Leopold
- Founded: 1923
- Country of origin: Netherlands
- Headquarters location: Amsterdam
- Official website: www.leopold.nl

= Leopold (publisher) =

Dutch publishing house

Leopold is a Dutch publishing house focused on children's literature based in Amsterdam, Netherlands. Leopold was founded in 1923 by H. P. Leopold, owner of the magazine Haagse Post.

== History ==

Leopold published its first children's book Java Ho! (De Scheepsjongens van Bontekoe) by Johan Fabricius in 1924. In the years that followed Leopold published of many Dutch authors, including Miep Diekmann, Tonke Dragt (The Letter for the King), Dolf Verroen, Burny Bos, Paul van Loon, Nannie Kuiper, Selma Noort, Lydia Rood, Rindert Kromhout, Maren Stoffels, Gideon Samson, Diederiekje Bok and Hein Mevissen.
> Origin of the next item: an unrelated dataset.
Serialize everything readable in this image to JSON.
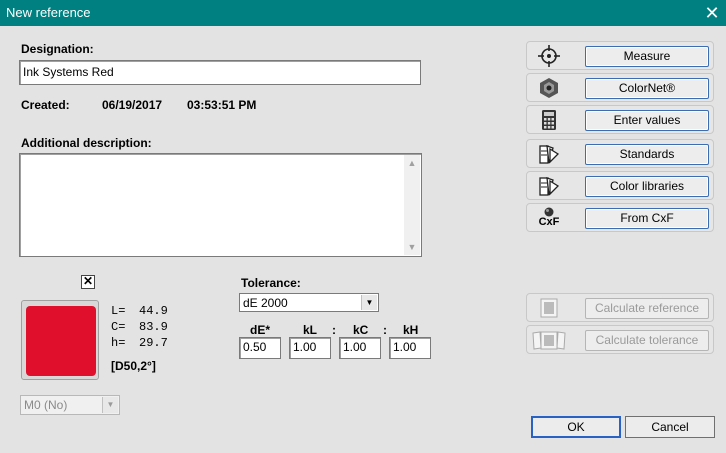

The company has also published many children's picture books by many Dutch illustrators, including Max Velthuijs, Jan Jutte, Yvonne Jagtenberg, Annemarie van Haeringen, Harmen van Straaten and Wouter van Reek.

In 1984, Leopold and Miep Diekmann together with Alice van Romondt and Liesbet ten Houten helped found Aruban publishing company Charuba.